Paviliun Indonesia di GOP’26 Glasgow, Ajang Diplomasi Perubahan Iklim

Wamen Alue Dohon meresmikan pembukaan Paviliun Indonesia di COP'26 Glasgow, sebagai ajang diplomasi

JAKARTA, TROPIS.CO – Wakil Menteri Lingkungan Hidup dan Kehutanan Alue Dohong  meresmikan pembukaan  Paviliun Indonesia di Glosgow Skotlandia, Senin pagi waktu setempat.

Paviliun yang dirancang  sebagai forum  komunikasi, diplomasi dan pameran  berbagai kebijakan dan tindakan  Indonesia dalam mengatasi perubahan iklim, sebagai bagian dari kegiatan Indonesia dalam ajang  COP’26 Glasgow  yang akan berlangsung hingga 12 Nopember mendatang.

Acara pembukaan selain dihadiri delegasi Indonesia pada ajang COP’26, juga diikuti secara virtual sejumlah pimpinan Kementerian Lingkungan Hidup dan Kehutanan di Jakarta.

Tampak hadir  Sekjen Bambang Hendroyono, Dirjen BKSDA  Wiratno,mdan Dirjen  Perhutanan Sosial Kemitraan Lingkungan,  Bambang  Supriyanto, serta mantan  Menteri Lingkungan Hidup dan  Menteri Kelautan Perikanan, Sarwono Kusumaadmadja –yang kini menjadi staf khusus senior Menteri Lingkungan Hidup dan kehutanan, Siti Nurtbaya.

Di Jakarta,  sebagai upaya mengedukasi masyarakat dalam keterlibatannya mengatasi  perubahan iklim, juga diselenggarakan expo berbagai kebijakan dan tindakan pemerintah dan dunia usaha dalam  mewujudkan penurunan emisi gas rumah kaca.  Sekjen Bambang Hendroyono  bersama Sarwono Kusumaatmadja berkesempatan  melihat berbagai produk yang dipamerkan.

Sekjen Bambang Hendroyono bersama Staf khusus Menteri LHK, Sarwono Kusumaatmadja, usai mengahadiri peresmian paviliun Indonesia di COp’26 Glasgow secara virtual, berkesempatan meninjau pameran perubahan iklim di Auditorium Soerdjarwo, Manggala wanabakti, Jakarta.

Dalam sambutan pembukaan, Wamen Alue Dohong mengatakan, perubahan iklim sekarang mempengaruhi  negara di setiap benua.
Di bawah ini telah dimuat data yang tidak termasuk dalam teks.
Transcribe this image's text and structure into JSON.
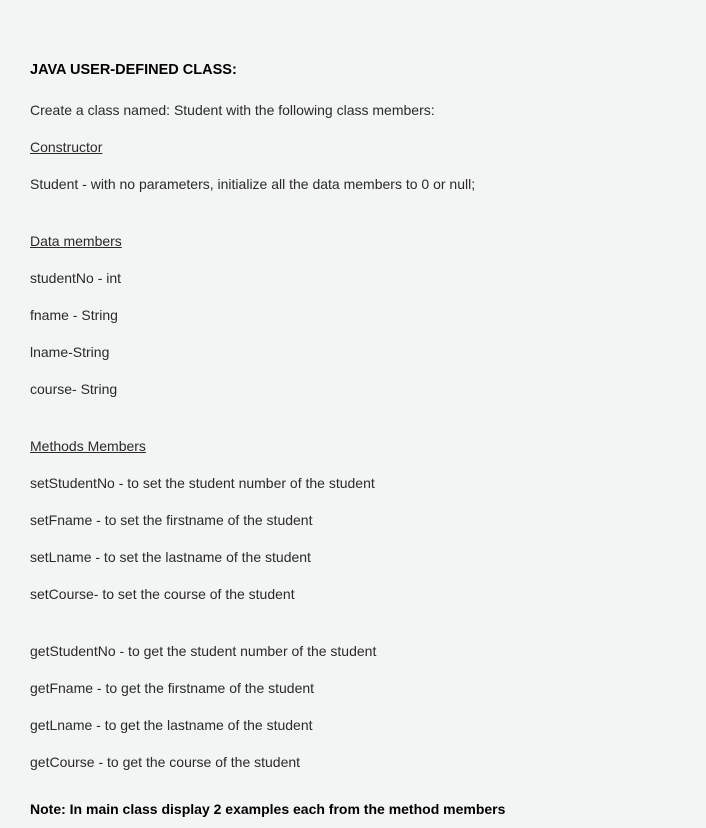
{
  "title": "JAVA USER-DEFINED CLASS:",
  "intro": "Create a class named: Student with the following class members:",
  "constructor": {
    "heading": "Constructor",
    "line": "Student - with no parameters, initialize all the data members to 0 or null;"
  },
  "dataMembers": {
    "heading": "Data members",
    "items": [
      "studentNo - int",
      "fname - String",
      "lname-String",
      "course- String"
    ]
  },
  "methods": {
    "heading": "Methods Members",
    "setters": [
      "setStudentNo - to set the student number of the student",
      "setFname - to set the firstname of the student",
      "setLname - to set the lastname of the student",
      "setCourse- to set the course of the student"
    ],
    "getters": [
      "getStudentNo - to get the student  number of the student",
      "getFname - to get the firstname of the student",
      "getLname - to get the lastname of the student",
      "getCourse - to get the course of the student"
    ]
  },
  "note": "Note: In main class  display 2 examples each from the method members"
}
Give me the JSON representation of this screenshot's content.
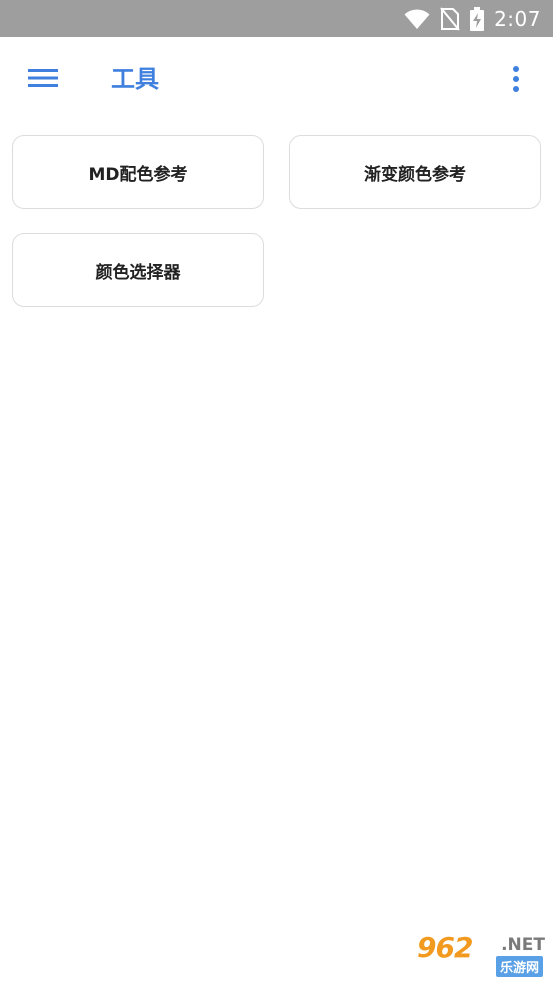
{
  "status_bar": {
    "time": "2:07",
    "icons": [
      "wifi-icon",
      "no-sim-icon",
      "battery-charging-icon"
    ]
  },
  "app_bar": {
    "title": "工具",
    "menu_icon": "menu-icon",
    "overflow_icon": "more-vert-icon"
  },
  "tools": [
    {
      "label": "MD配色参考"
    },
    {
      "label": "渐变颜色参考"
    },
    {
      "label": "颜色选择器"
    }
  ],
  "watermark": {
    "brand": "962",
    "suffix": ".NET",
    "sub": "乐游网"
  },
  "colors": {
    "status_bar_bg": "#9e9e9e",
    "accent": "#3f80de",
    "card_border": "#dcdcdc",
    "card_text": "#222222"
  }
}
Sehingga  telah  mengganggu ekonomi nasional dan mempengaruhi kehidupan, merugikan orang, masyarakat dan negara.

Pola cuaca yang cepat berubah dan cenderung  ekstrim, hingga air lautpun naik ke pemurkaan yang mengakibatkan kian menipisnya  emisi gas rumah kaca, bahkan kondisi sekarang, berada pada tingkat tertinggi dalam sejarah.

Dampak dari pemanasan global  menurut Wamen Alue Dohong,  memang tidak sebatas hari ini, melainkan juga hari esok.  Andaikata kondisi ini  tanpa ada tindakan, sangat diyakini  peningkatan suhu permukaan rata-rata dunia akan melampaui 3 derajat celcius pasa  abad ini.

Kondisi ini sangat rentan bagi masyarakat miskin  dan penduduk perkotaan. Cuaca ekstrim bakal berdampak langsung terhadap kesehatan penduduk,  peningkatan konsumsi energy, dan ketersedian  air bersih.

Karenanya,  bentuk solusi yang ditawarkan adanya perencanaan  struktur kota yang mampu  mendukung  ketahanan wilayah, focus pada alam dan sebagai solusi berbasiskan ekosistem.  Dan ini mencakup, sistem  pengelolaan konservasi, restorasi ekosistem.

Pada saat ini  aksi adaptasi dan mitigasi perubahan iklim, kata  Wamen Alue Dohong, lebih diperhatikan pada dimensi lokal dan regional, walau dampak  perubahan  iklim ini dirasakan secara global.  Sumber  penyebab pemanasan global itu berawal  dari tingkat lokal, hingga strategi penanganannya diawali dengan aksi lokal di pemerintahan  regional, kemudian  ke nasional dan  naik ketingkat international dalam upaya mitigasi dan adaptasinya.

“Persepsi yang berkembang tentang perubahan iklim juga semakin mengarah pada masyarakat untuk menciptakan strategi adaptasi  yang memberikan manfaat nyata  untuk penduduk, “ kata Wamen Alue Dohong.